Israël: une politique désespérante: la réaction d'Esther Benbassa

Rentrant de Tokyo, je suis frappé de stupeur par l'acte commis par Israël contre le bateau qui tentait de briser le blocus de Gaza, cette "prison à ciel ouvert", pour un million et demi de personnes.

Je publie ci après la réaction et l'analyse d'Esther Benbassa, dont j'ai indiqué, à différentes reprises, dans ce Blog les activités courageuses et lucides dans la lutte contre les discriminations.

Nous, juifs de la diaspora, disons non à l'égarement d'Israël

Par Esther Benbassa | Historienne, dir. d'études à l'EPHE... | 01/06/2010 | 11H44

L'historienne Esther Benbassa, auteur en 2006 d'« Etre juif après Gaza », réagit ici à l'assaut meurtrier donné, lundi au large de Gaza, par un commando israélien sur une flottille humanitaire pro-palestinienne. Celle qui a signé « l'Appel à la raison » du collectif J-Call condamne « le pas de plus d'Israël vers le pire ».

Les commandos de la marine israélienne ont donné l'assaut lundi contre six bâtiments de la « flottille humanitaire pour Gaza » à bord de laquelle se trouvait des militants pro-palestiniens et du matériel de construction et de santé. Cette flottille naviguait dans les eaux internationales. On compte des dizaines de blessés et entre dix et dix-neuf morts selon un bilan provisoire.

Même si cette flottille avait peu de chances d'atteindre son objectif, à supposer même qu'elle ait provoqué les commandos israéliens et qu'elle ait, comme le suggèrerait une source officielle israélienne, manifesté une « violente résistance physique », Israël s'est attaqué à un symbole, à un symbole « humanitaire ».

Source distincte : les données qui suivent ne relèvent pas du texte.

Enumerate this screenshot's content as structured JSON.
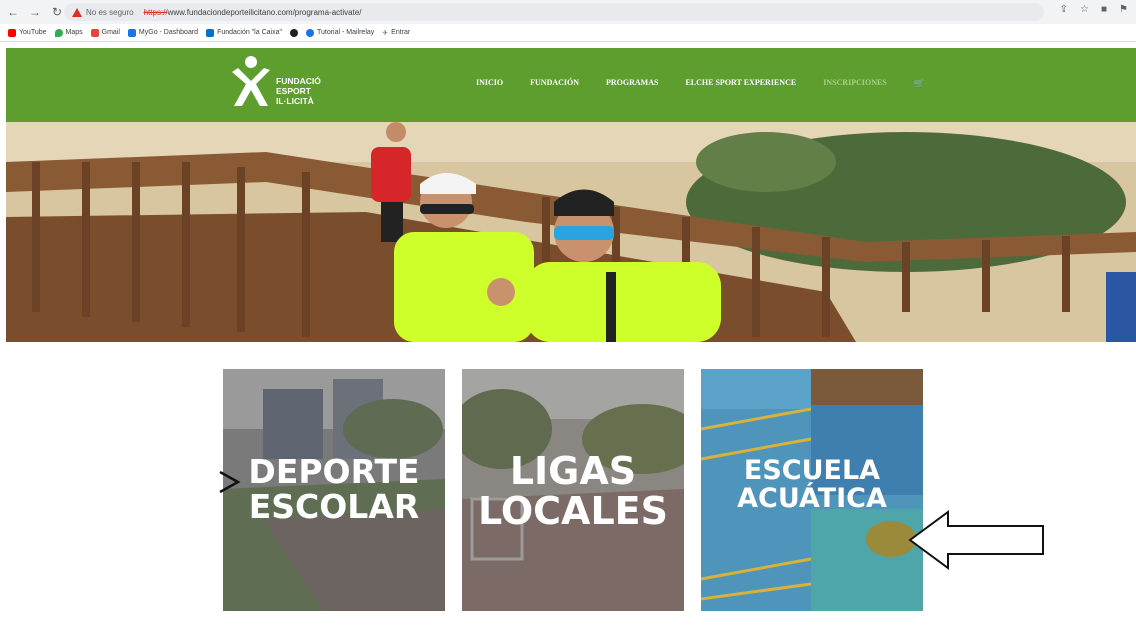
{
  "browser": {
    "security_label": "No es seguro",
    "url_scheme": "https://",
    "url_rest": "www.fundaciondeporteilicitano.com/programa-activate/",
    "bookmarks": [
      {
        "label": "YouTube",
        "icon": "youtube-icon",
        "color": "#ff0000"
      },
      {
        "label": "Maps",
        "icon": "maps-icon",
        "color": "#34a853"
      },
      {
        "label": "Gmail",
        "icon": "gmail-icon",
        "color": "#ea4335"
      },
      {
        "label": "MyGo - Dashboard",
        "icon": "dashboard-icon",
        "color": "#1a73e8"
      },
      {
        "label": "Fundación \"la Caixa\"",
        "icon": "caixa-icon",
        "color": "#0072ce"
      },
      {
        "label": "",
        "icon": "globe-icon",
        "color": "#202124"
      },
      {
        "label": "Tutorial - Mailrelay",
        "icon": "mailrelay-icon",
        "color": "#1a73e8"
      },
      {
        "label": "Entrar",
        "icon": "entrar-icon",
        "color": "#5f6368"
      }
    ]
  },
  "site": {
    "brand_color": "#5e9e2e",
    "logo_text": "FUNDACIÓ\nESPORT\nIL·LICITÀ",
    "menu": [
      {
        "label": "INICIO",
        "dim": false
      },
      {
        "label": "FUNDACIÓN",
        "dim": false
      },
      {
        "label": "PROGRAMAS",
        "dim": false
      },
      {
        "label": "ELCHE SPORT EXPERIENCE",
        "dim": false
      },
      {
        "label": "INSCRIPCIONES",
        "dim": true
      }
    ]
  },
  "cards": [
    {
      "line1": "DEPORTE",
      "line2": "ESCOLAR"
    },
    {
      "line1": "LIGAS",
      "line2": "LOCALES"
    },
    {
      "line1": "ESCUELA",
      "line2": "ACUÁTICA"
    }
  ]
}
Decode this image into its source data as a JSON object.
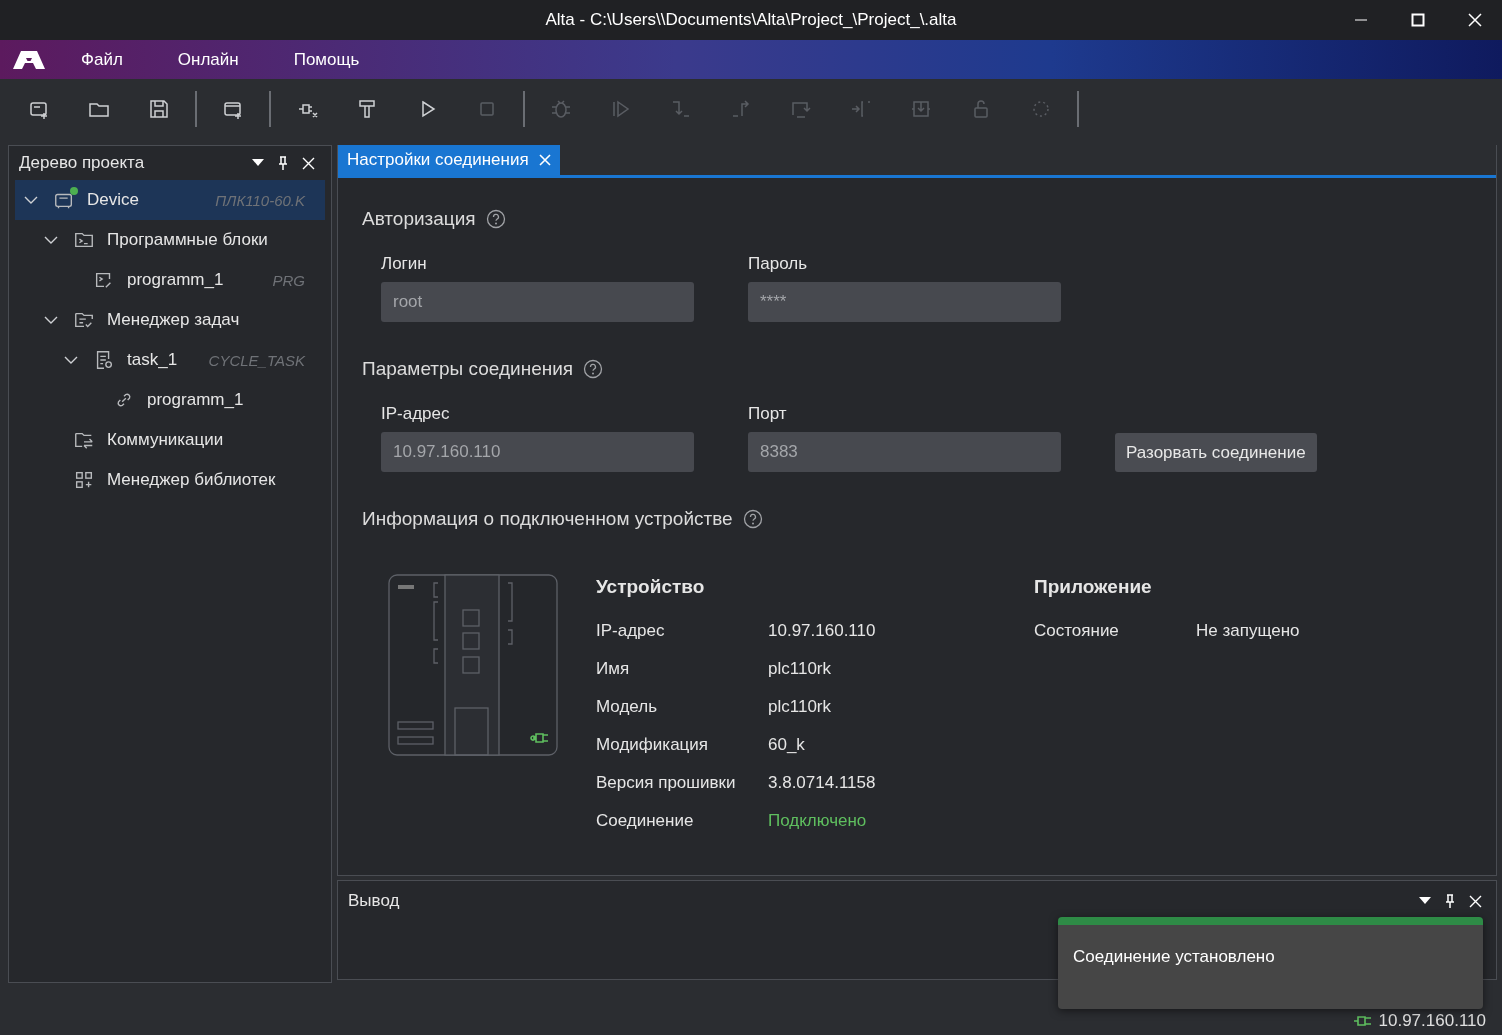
{
  "window": {
    "title": "Alta - C:\\Users\\\\Documents\\Alta\\Project_\\Project_\\.alta"
  },
  "menu": [
    "Файл",
    "Онлайн",
    "Помощь"
  ],
  "toolbar": [
    [
      {
        "disabled": false
      },
      {
        "disabled": false
      },
      {
        "disabled": false
      }
    ],
    [
      {
        "disabled": false
      }
    ],
    [
      {
        "disabled": false
      },
      {
        "disabled": false
      },
      {
        "disabled": false
      },
      {
        "disabled": true
      }
    ],
    [
      {
        "disabled": true
      },
      {
        "disabled": true
      },
      {
        "disabled": true
      },
      {
        "disabled": true
      },
      {
        "disabled": true
      },
      {
        "disabled": true
      },
      {
        "disabled": true
      },
      {
        "disabled": true
      },
      {
        "disabled": true
      }
    ]
  ],
  "project_tree": {
    "title": "Дерево проекта",
    "items": [
      {
        "kind": "device",
        "label": "Device",
        "type": "ПЛК110-60.K",
        "online": true,
        "selected": true,
        "expanded": true,
        "children": [
          {
            "kind": "blocks",
            "label": "Программные блоки",
            "selected": false,
            "expanded": true,
            "children": [
              {
                "kind": "program",
                "label": "programm_1",
                "type": "PRG",
                "selected": false
              }
            ]
          },
          {
            "kind": "tasks",
            "label": "Менеджер задач",
            "selected": false,
            "expanded": true,
            "children": [
              {
                "kind": "task",
                "label": "task_1",
                "type": "CYCLE_TASK",
                "selected": false,
                "expanded": true,
                "children": [
                  {
                    "kind": "link",
                    "label": "programm_1",
                    "selected": false
                  }
                ]
              }
            ]
          },
          {
            "kind": "comm",
            "label": "Коммуникации",
            "selected": false
          },
          {
            "kind": "library",
            "label": "Менеджер библиотек",
            "selected": false
          }
        ]
      }
    ]
  },
  "tabs": [
    {
      "label": "Настройки соединения",
      "selected": true
    }
  ],
  "auth": {
    "title": "Авторизация",
    "fields": [
      {
        "label": "Логин",
        "value": "root"
      },
      {
        "label": "Пароль",
        "value": "****"
      }
    ]
  },
  "connection": {
    "title": "Параметры соединения",
    "fields": [
      {
        "label": "IP-адрес",
        "value": "10.97.160.110"
      },
      {
        "label": "Порт",
        "value": "8383"
      }
    ],
    "button": "Разорвать соединение"
  },
  "device_info": {
    "title": "Информация о подключенном устройстве",
    "device": {
      "title": "Устройство",
      "rows": [
        {
          "kind": "text",
          "label": "IP-адрес",
          "value": "10.97.160.110"
        },
        {
          "kind": "text",
          "label": "Имя",
          "value": "plc110rk"
        },
        {
          "kind": "text",
          "label": "Модель",
          "value": "plc110rk"
        },
        {
          "kind": "text",
          "label": "Модификация",
          "value": "60_k"
        },
        {
          "kind": "text",
          "label": "Версия прошивки",
          "value": "3.8.0714.1158"
        },
        {
          "kind": "status",
          "label": "Соединение",
          "value": "Подключено"
        }
      ]
    },
    "application": {
      "title": "Приложение",
      "rows": [
        {
          "kind": "text",
          "label": "Состояние",
          "value": "Не запущено"
        }
      ]
    }
  },
  "output": {
    "title": "Вывод"
  },
  "toast": {
    "message": "Соединение установлено"
  },
  "status_bar": {
    "address": "10.97.160.110"
  }
}
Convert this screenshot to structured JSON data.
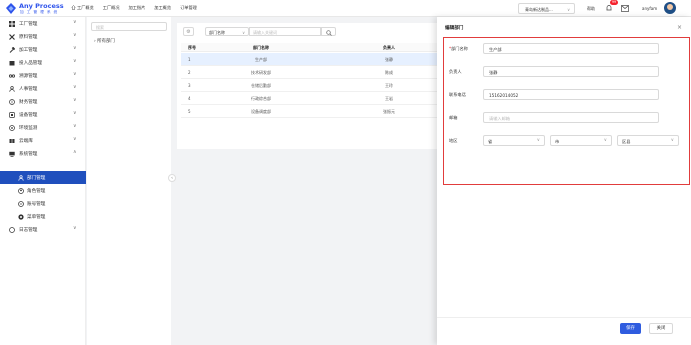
{
  "app": {
    "name": "Any Process",
    "subtitle": "加 工 管 理 系 统"
  },
  "topnav": [
    "工厂概览",
    "工厂概况",
    "加工指片",
    "加工概览",
    "订单管理"
  ],
  "topbar": {
    "factory": "青岛新达制品...",
    "help": "帮助",
    "notice_count": "99",
    "user": "anyfam"
  },
  "sidebar": {
    "items": [
      {
        "label": "工厂管理",
        "icon": "grid-icon",
        "chevron": "∨"
      },
      {
        "label": "原料管理",
        "icon": "tools-icon",
        "chevron": "∨"
      },
      {
        "label": "加工管理",
        "icon": "hammer-icon",
        "chevron": "∨"
      },
      {
        "label": "投入品管理",
        "icon": "box-icon",
        "chevron": "∨"
      },
      {
        "label": "溯源管理",
        "icon": "link-icon",
        "chevron": "∨"
      },
      {
        "label": "人事管理",
        "icon": "people-icon",
        "chevron": "∨"
      },
      {
        "label": "财务管理",
        "icon": "coin-icon",
        "chevron": "∨"
      },
      {
        "label": "设备管理",
        "icon": "device-icon",
        "chevron": "∨"
      },
      {
        "label": "环境监测",
        "icon": "monitor-icon",
        "chevron": "∨"
      },
      {
        "label": "云端库",
        "icon": "cloud-icon",
        "chevron": "∨"
      },
      {
        "label": "系统管理",
        "icon": "screen-icon",
        "chevron": "∧"
      }
    ],
    "sub_items": [
      {
        "label": "部门管理",
        "icon": "user-icon"
      },
      {
        "label": "角色管理",
        "icon": "group-icon"
      },
      {
        "label": "账号管理",
        "icon": "account-icon"
      },
      {
        "label": "菜单管理",
        "icon": "gear-icon"
      }
    ],
    "last": {
      "label": "日志管理",
      "icon": "log-icon",
      "chevron": "∨"
    }
  },
  "tree": {
    "search_placeholder": "搜索",
    "root": "所有部门"
  },
  "filter": {
    "field": "部门名称",
    "placeholder": "请输入关键词"
  },
  "table": {
    "columns": [
      "序号",
      "部门名称",
      "负责人"
    ],
    "rows": [
      [
        "1",
        "生产部",
        "张静"
      ],
      [
        "2",
        "技术研发部",
        "陈成"
      ],
      [
        "3",
        "仓储后勤部",
        "王玲"
      ],
      [
        "4",
        "行政综合部",
        "王岩"
      ],
      [
        "5",
        "设备调度部",
        "张振元"
      ]
    ]
  },
  "drawer": {
    "title": "编辑部门",
    "close": "×",
    "fields": {
      "dept_label": "部门名称",
      "dept_value": "生产部",
      "leader_label": "负责人",
      "leader_value": "张静",
      "phone_label": "联系电话",
      "phone_value": "15162014052",
      "email_label": "邮箱",
      "email_placeholder": "请输入邮箱",
      "region_label": "地区",
      "province": "省",
      "city": "市",
      "district": "区县"
    },
    "save": "保存",
    "cancel": "关闭"
  },
  "colors": {
    "primary": "#2f5cdf",
    "sidebar_active": "#1f4fbd",
    "error_frame": "#e13c3c"
  }
}
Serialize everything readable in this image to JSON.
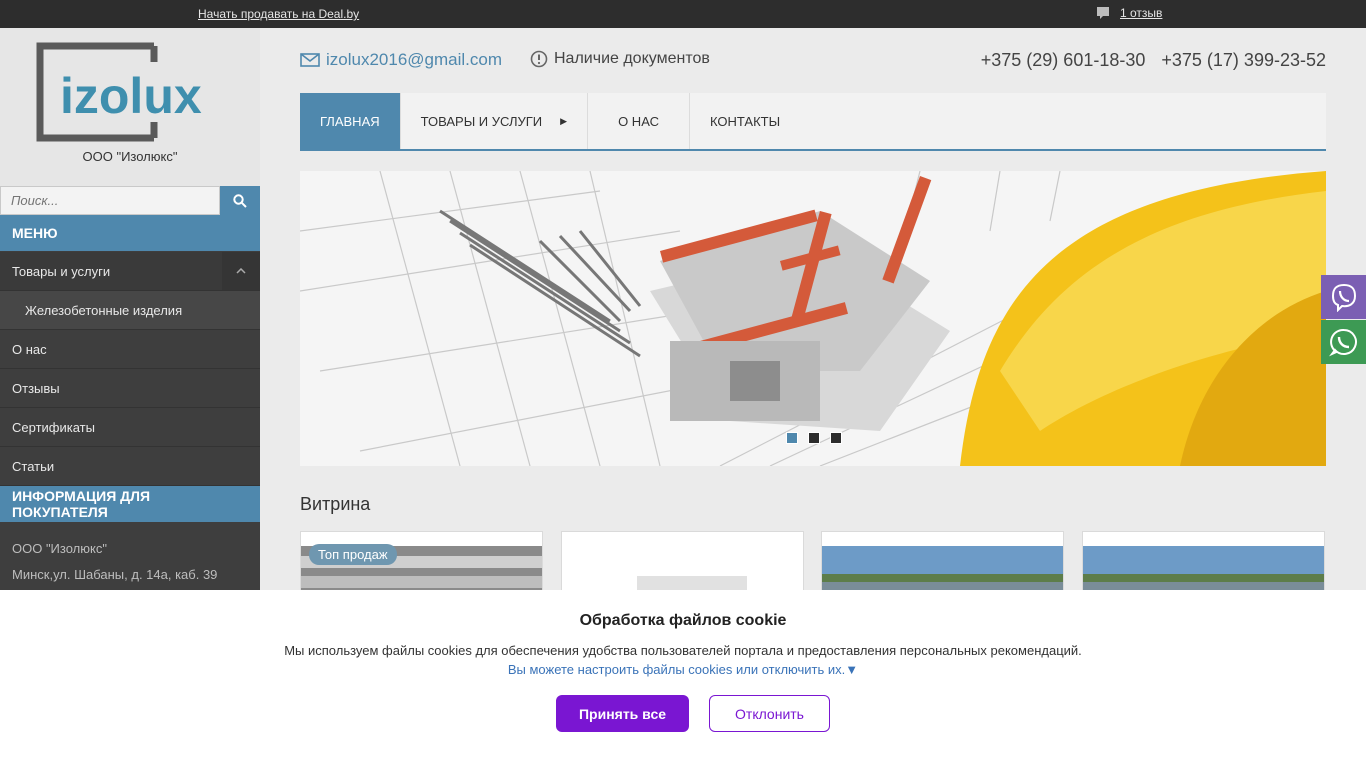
{
  "topbar": {
    "sell_link": "Начать продавать на Deal.by",
    "reviews_link": "1 отзыв"
  },
  "brand": {
    "logo_text": "izolux",
    "company_name": "ООО \"Изолюкс\"",
    "accent": "#4f88ad"
  },
  "search": {
    "placeholder": "Поиск..."
  },
  "sidebar": {
    "menu_title": "МЕНЮ",
    "items": [
      {
        "label": "Товары и услуги"
      },
      {
        "label": "Железобетонные изделия"
      },
      {
        "label": "О нас"
      },
      {
        "label": "Отзывы"
      },
      {
        "label": "Сертификаты"
      },
      {
        "label": "Статьи"
      }
    ],
    "info_title": "ИНФОРМАЦИЯ ДЛЯ ПОКУПАТЕЛЯ",
    "info_company": "ООО \"Изолюкс\"",
    "info_address": "Минск,ул. Шабаны, д. 14а, каб. 39"
  },
  "header": {
    "email": "izolux2016@gmail.com",
    "docs": "Наличие документов",
    "phone1": "+375 (29) 601-18-30",
    "phone2": "+375 (17) 399-23-52"
  },
  "nav": {
    "tabs": [
      {
        "label": "ГЛАВНАЯ"
      },
      {
        "label": "ТОВАРЫ И УСЛУГИ"
      },
      {
        "label": "О НАС"
      },
      {
        "label": "КОНТАКТЫ"
      }
    ]
  },
  "showcase": {
    "title": "Витрина",
    "badge": "Топ продаж"
  },
  "cookie": {
    "title": "Обработка файлов cookie",
    "text": "Мы используем файлы cookies для обеспечения удобства пользователей портала и предоставления персональных рекомендаций.",
    "link": "Вы можете настроить файлы cookies или отключить их.▼",
    "accept": "Принять все",
    "decline": "Отклонить"
  }
}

Son image, déjà dramatiquement entamée par l'offensive contre Gaza en décembre 2008 et janvier 2009, ne pourra que se détériorer davantage, et comme il est d'usage, suivra une hostilité accrue des opinions publiques à son endroit.

D'autant plus que le symbole visé est celui de l'aide apportée à des civils palestiniens étouffés par le blocus israélo-égyptien, décimés par l'offensive contre Gaza, réduits à la misère et vivant au milieu des ruines. Ce sont ceux-là même qui convoyaient cette aide qui ont perdu leur vie en raison de leur engagement humanitaire.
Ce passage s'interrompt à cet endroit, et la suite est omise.